Eigentlich ein putziges Wesen, der (innere) Schweinehund. In Wirklichkeit ist er natürlich eine Allegorie, also die bildliche Darstellung eines Zustands. In diesem Fall der Willensschwäche.
Foto: Getty Images | Eigentlich ein putziges Wesen, der (innere) Schweinehund. In Wirklichkeit ist er natürlich eine Allegorie, also die bildliche Darstellung eines Zustands. In diesem Fall der Willensschwäche.
Mathias Wiedemann
 |  aktualisiert: 15.07.2024 18:30 Uhr

Lieber innerer Schweinehund,

dieser Brief geht zwar an Dich, ich muss Dich aber trotzdem bitten, die kommenden zwei bis drei Stunden, während ich das hier schreibe, mal die Klappe zu halten. Am besten rollst Du Dich irgendwo tief in meinem Inneren zusammen und machst ein wohlverdientes Nickerchen. Du hast dieses Jahr wirklich genug geleistet. So kannst Du den unaufgeräumten Keller auf die Liste Deiner Erfolge setzen, die verstaubte Fitnessmaschine im Treppenhaus. Und die überfällige Steuererklärung sowieso.

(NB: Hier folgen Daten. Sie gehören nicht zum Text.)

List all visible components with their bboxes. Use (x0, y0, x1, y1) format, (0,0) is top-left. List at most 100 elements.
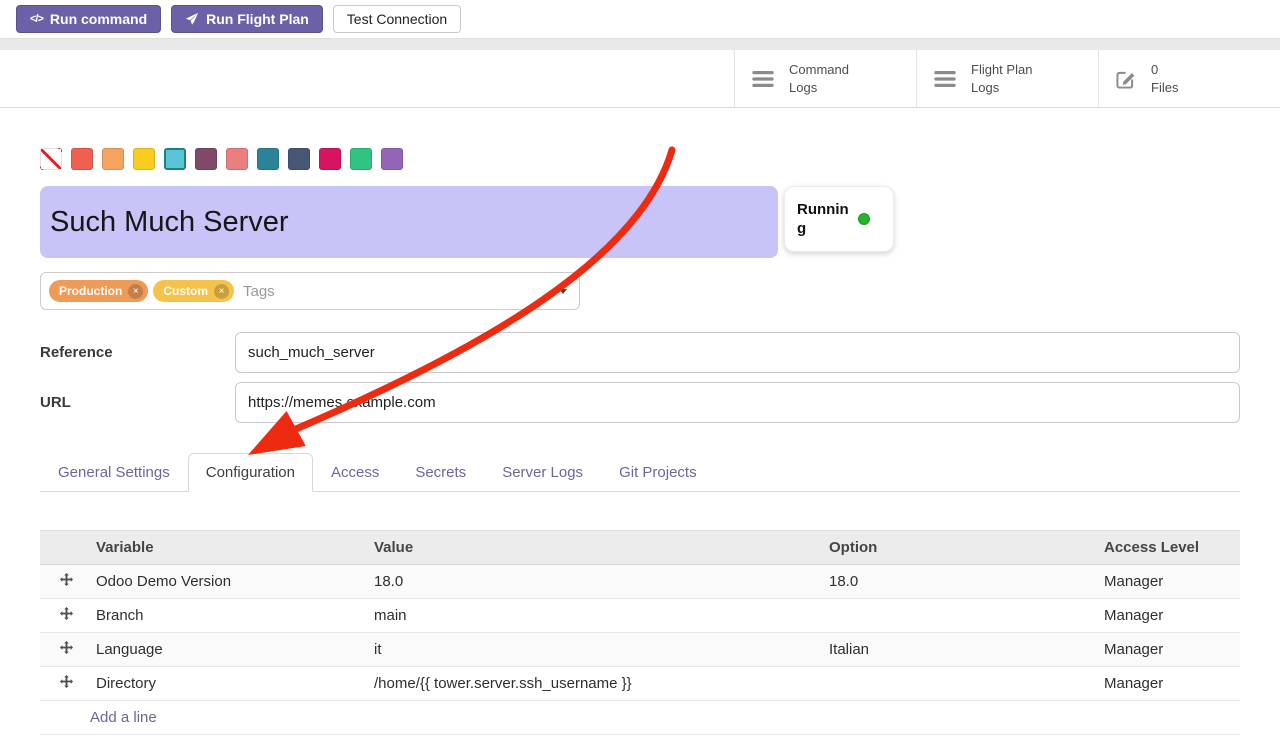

Wie das im Neuen Jahr werden soll, darüber müssen wir uns später mal unterhalten. Schließlich bist Du nicht ganz unschuldig daran, dass ich schon seit Langem an Silvester keine guten Vorsätze mehr fasse.

Bringt einfach nichts. Schlimmer noch: Wenn eine der Erledigungen, vor denen ich mich meist mehr als weniger erfolgreich drücke, auch noch auf einer Liste mit guten Vorsätzen stünde, würde ich mich am Ende des Jahres noch schuldiger fühlen.

Vermutlich ist das heute nicht mehr zeitgemäß, aber früher, in meiner Jugend, forderten die Sportlehrer uns ständig auf, Dich zu besiegen. Und noch früher, in dunkleren deutschen Zeiten, wurdest Du gerne als Feindbild herangezogen, wenn es darum ging, soldatische Tugenden einzufordern.

Man kann den inneren Schweinehund googeln, es gibt sogar Schweinehund-Bilder im Netz

Für heutige Ohren klingt es deshalb ziemlich martialisch, wenn man Dich direkt beim Namen nennt. Vielleicht ist deshalb in letzter Zeit eher der trügerisch neutrale Begriff der "Prokrastination" in Mode gekommen, im Volksmund auch als "Aufschieberitis" bekannt. Wie man Dich auch immer nennen will: Fast jeder und jede scheint einen inneren Schweinehund zu haben. Manchmal größer, manchmal kleiner, aber wenn ich's recht überlege, kenne ich niemanden ohne. Du bist wirklich weit verbreitet. Man kann Dich googeln, es gibt sogar Bilder von Dir im Netz. 

Also: Wer bist Du? Wo kommst Du her?

Das Internet weiß viel über Dich, lieber innerer Schweinehund. Als Erstes erfahre ich: Du bist eine Allegorie, also die bildliche Darstellung einer Idee oder eines Zustands. Und zwar für Willensschwäche. Und: Du bist ein sehr, sehr altes Phänomen. Schon vor 2500 Jahren, im antiken Griechenland, warst Du so auffällig unterwegs, lieber innerer Schweinehund, dass sich Geistesgrößen wie Platon, Sokrates und Aristoteles mit Dir beschäftigten. Ob sie das taten, um sich vor dem Kelleraufräumen oder der Steuererklärung zu drücken, ist nicht überliefert.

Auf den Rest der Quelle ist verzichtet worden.